Free Software vs Open Source: What's the Difference?
They build the same software and argue about why. The real difference between free software and open source is a difference of motive: freedom as a right, or openness as a better method.
People use "free software" and "open source" as if they were the same thing. Most of the time the code is identical. The difference is not technical at all. It is a difference of why, and that why has shaped four decades of how software gets built.
Free software: freedom as a right
The older idea is free software, and the key word is freedom, not price. As the slogan goes, "free as in freedom, not free as in beer." It comes from Richard Stallman and the Free Software Foundation, and its argument is moral: that users deserve four freedoms, to run a program, to study it, to change it, and to share it. Anything less, in this view, is an injustice done to the user. You can read the founding statement in our exhibit on the GNU Manifesto.
Free software enforces those freedoms with a clever license trick called copyleft, embodied in the GPL: you may use and modify the code, but if you distribute it, you must pass the same freedoms on. The freedom is made viral, so it cannot be quietly taken away.
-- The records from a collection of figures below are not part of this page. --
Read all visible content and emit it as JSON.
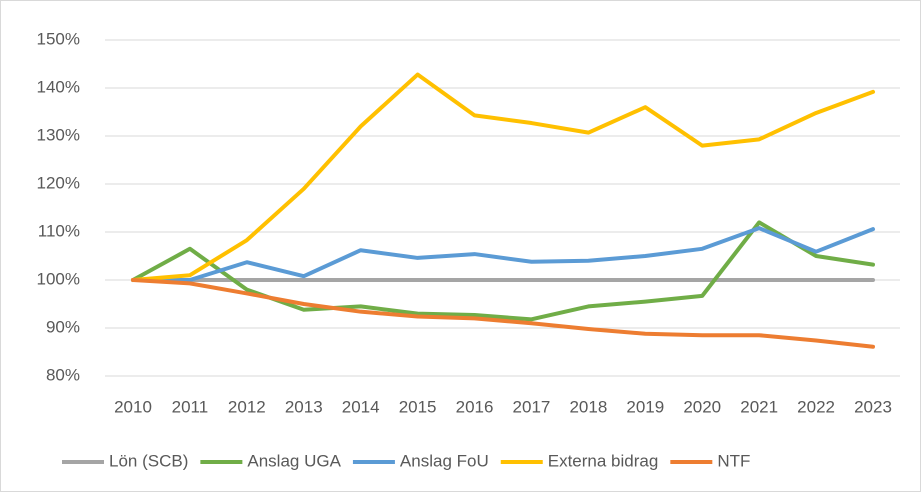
{
  "chart_data": {
    "type": "line",
    "categories": [
      "2010",
      "2011",
      "2012",
      "2013",
      "2014",
      "2015",
      "2016",
      "2017",
      "2018",
      "2019",
      "2020",
      "2021",
      "2022",
      "2023"
    ],
    "series": [
      {
        "name": "Lön (SCB)",
        "color": "#a5a5a5",
        "values": [
          100,
          100,
          100,
          100,
          100,
          100,
          100,
          100,
          100,
          100,
          100,
          100,
          100,
          100
        ]
      },
      {
        "name": "Anslag UGA",
        "color": "#70ad47",
        "values": [
          100,
          106.5,
          98,
          93.8,
          94.5,
          93,
          92.7,
          91.8,
          94.5,
          95.5,
          96.7,
          112,
          105,
          103.2
        ]
      },
      {
        "name": "Anslag FoU",
        "color": "#5b9bd5",
        "values": [
          100,
          100,
          103.7,
          100.8,
          106.2,
          104.6,
          105.4,
          103.8,
          104,
          105,
          106.5,
          110.8,
          105.9,
          110.6
        ]
      },
      {
        "name": "Externa bidrag",
        "color": "#ffc000",
        "values": [
          100,
          101,
          108.3,
          119,
          132,
          142.8,
          134.3,
          132.7,
          130.7,
          136,
          128,
          129.3,
          134.8,
          139.2
        ]
      },
      {
        "name": "NTF",
        "color": "#ed7d31",
        "values": [
          100,
          99.3,
          97.2,
          95,
          93.4,
          92.4,
          92,
          91,
          89.8,
          88.8,
          88.5,
          88.5,
          87.4,
          86.1
        ]
      }
    ],
    "ylim": [
      80,
      150
    ],
    "yticks": [
      {
        "value": 80,
        "label": "80%"
      },
      {
        "value": 90,
        "label": "90%"
      },
      {
        "value": 100,
        "label": "100%"
      },
      {
        "value": 110,
        "label": "110%"
      },
      {
        "value": 120,
        "label": "120%"
      },
      {
        "value": 130,
        "label": "130%"
      },
      {
        "value": 140,
        "label": "140%"
      },
      {
        "value": 150,
        "label": "150%"
      }
    ],
    "grid": true,
    "legend": "bottom"
  }
}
Open source: openness as a method
In 1998, after Netscape released its browser's source code, a group of people wanted to sell this way of working to businesses, and decided the word "free" was the problem. It sounded like zero-cost, or worse, like anti-commercial activism. So they coined open source: same practice, different pitch. The argument shifted from ethics to engineering, captured in Eric Raymond's essay The Cathedral and the Bazaar. Open development, it claimed, simply produces better, more reliable software, because "given enough eyeballs, all bugs are shallow."
Open source is comfortable with permissive licenses (like MIT or BSD) that let companies take the code, modify it, and never give anything back. To a free-software purist that is a betrayal; to an open-source pragmatist it is the point, because it gets the code adopted everywhere.
Why both, and which won
Here is the irony: they mostly build the same things. Linux, the project that proved the model, is free software under the GPL and the poster child of open source at once. The two camps cooperate constantly and disagree constantly.
If you measure by adoption, open source "won": the world's infrastructure runs on it. If you measure by principle, free software keeps the conscience, the reminder that this was never only about better code, but about who controls the machine. The honest summary: same software, two souls. When someone insists on one term over the other, they are usually telling you which of those souls they care about.